“The last 10% it takes to launch something takes as much energy as the first 90%,” says Rob Kalin, Co-founder of Etsy.
The concept of a monopoly market is long gone and gracefully replaced by the “perfectly competitive market system.” With nearly 73,366 startups in the United States alone, consumers have multiple choices for products and services. Therefore, ensuring that your business maintains its position has become critical.
Perhaps, it won’t be wrong to say that businesses in this modern-era work on the theory of “survival of the fittest.”
Challenges are ceaseless and can disrupt the ongoing organization’s operation.
However, understanding the company’s strengths, identifying the loopholes, and addressing the potential issues beforehand can give you a competitive advantage.
That’s why, in this article, we’ll discuss the common barriers of startups and their practical resolutions.
1. Far-Fetched Expectations
Statistically speaking, nearly 10% of startups fail within their first year of operation.
Why? It is primarily because of not setting up realistic expectations. Understand that success is often short-term.
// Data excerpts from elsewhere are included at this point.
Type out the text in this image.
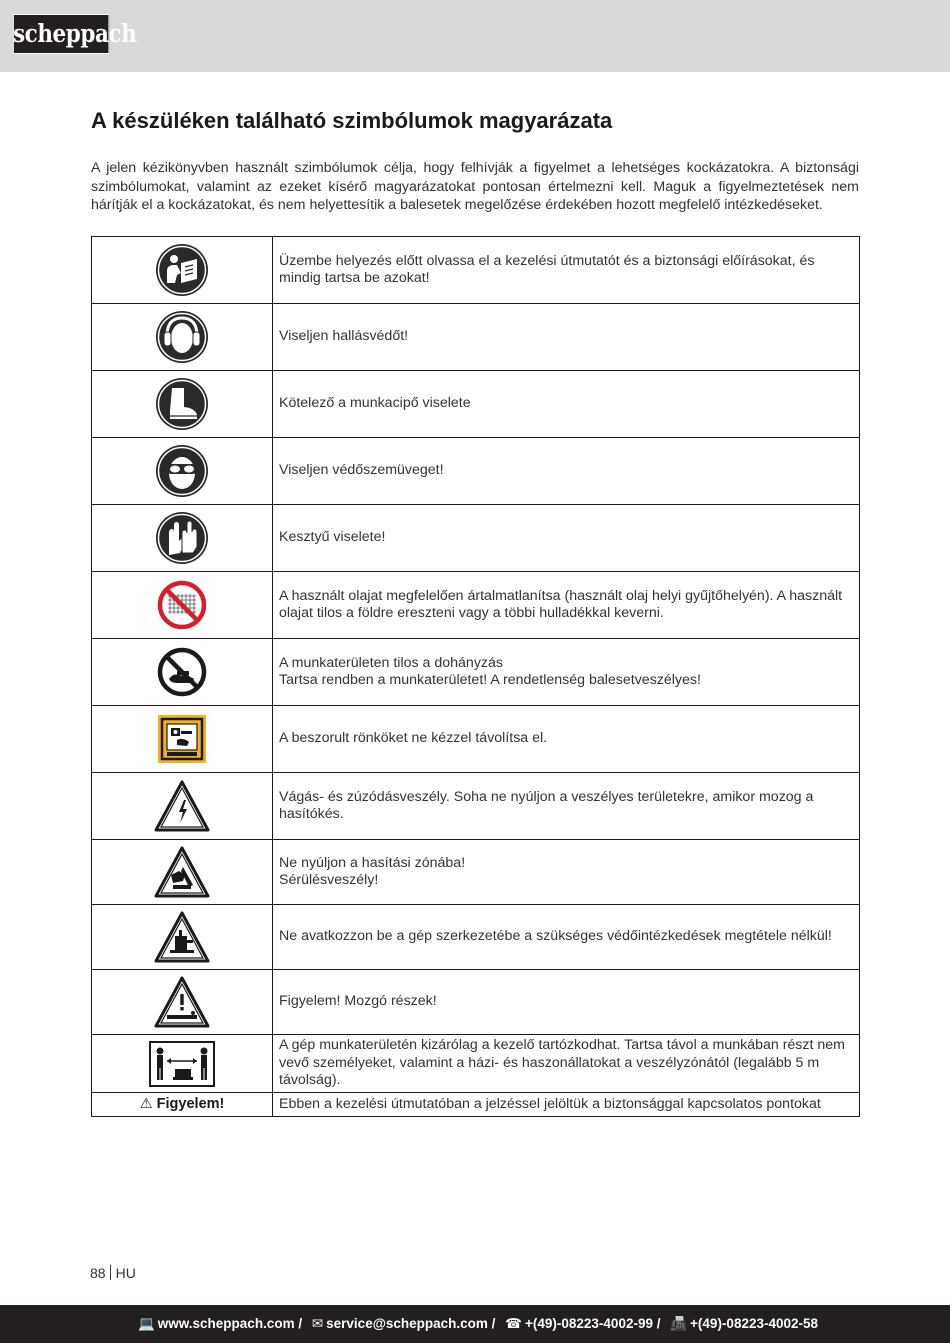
scheppach
A készüléken található szimbólumok magyarázata

A jelen kézikönyvben használt szimbólumok célja, hogy felhívják a figyelmet a lehetséges kockázatokra. A biztonsági szimbólumokat, valamint az ezeket kísérő magyarázatokat pontosan értelmezni kell. Maguk a figyelmeztetések nem hárítják el a kockázatokat, és nem helyettesítik a balesetek megelőzése érdekében hozott megfelelő intézkedéseket.

Üzembe helyezés előtt olvassa el a kezelési útmutatót és a biztonsági előírásokat, és mindig tartsa be azokat!

Viseljen hallásvédőt!

Kötelező a munkacipő viselete

Viseljen védőszemüveget!

Kesztyű viselete!

A használt olajat megfelelően ártalmatlanítsa (használt olaj helyi gyűjtőhelyén). A használt olajat tilos a földre ereszteni vagy a többi hulladékkal keverni.

A munkaterületen tilos a dohányzás
Tartsa rendben a munkaterületet! A rendetlenség balesetveszélyes!

A beszorult rönköket ne kézzel távolítsa el.

Vágás- és zúzódásveszély. Soha ne nyúljon a veszélyes területekre, amikor mozog a hasítókés.

Ne nyúljon a hasítási zónába!
Sérülésveszély!

Ne avatkozzon be a gép szerkezetébe a szükséges védőintézkedések megtétele nélkül!

Figyelem! Mozgó részek!

A gép munkaterületén kizárólag a kezelő tartózkodhat. Tartsa távol a munkában részt nem vevő személyeket, valamint a házi- és haszonállatokat a veszélyzónától (legalább 5 m távolság).

⚠ Figyelem!	Ebben a kezelési útmutatóban a jelzéssel jelöltük a biztonsággal kapcsolatos pontokat
88 HU
💻 www.scheppach.com / ✉ service@scheppach.com / ☎ +(49)-08223-4002-99 / 📠 +(49)-08223-4002-58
Therefore, it requires consistent efforts to continue on the path of progress.
Making decisions without any factual information can cause trouble for your organization, impacting its operations.
For instance, assuming that the customers will revisit the store after making their first purchase. This assumption will entice you to order additional inventory. However, if the customer does not return, the inventory will become an additional overhead and affect the business revenue.
In simple words, as a rookie, your major business decisions must be based exclusively on market research and data.
2. Hiring Suitable Candidates
Generally, startups have a small team that independently manages everything- from project development to advertising. Everything is micromanaged to save costs while running the operations smoothly.
However, not hiring suitable candidates only increased their workload, affecting overall productivity.
Contrary to popular opinion, hiring new employees or even outsourcing them can lower the burden, boost efficiency and save resources. It will allow your team to polish their skills and contribute their best.
For instance, you can hire a software development firm to handle the IT needs of your project. They can work with your in-house team to understand client requirements and assist in the compilation of projects in a timely manner.
3. Financial Management
Managing overheads is one of the prominent challenges for corporations and not merely SMEs. With the increase in income, the expenses also elevate. Entrepreneurs need to discover methods to keep the revenue going while cutting costs. Otherwise, overcoming the deficit will become a daunting task.
Fortunately, there are a couple of effective tips to manage accounts. Here’s how:
- Keep track of all the spending
- Limit the fixed expenses
- Outsource employees instead of hiring an in-house team
- Invest a portion of the revenue
- Focus on building a customer base
- Establish and amend financial goals on a monthly basis.
To Sum It All Up
Establishing a startup is a commendable step and requires appreciation. At the same time, it is vital for entrepreneurs to be prepared to align with the marketing changes. Focus on building a loyal customer base and invest your resources wisely to stay ahead of the fierce competition.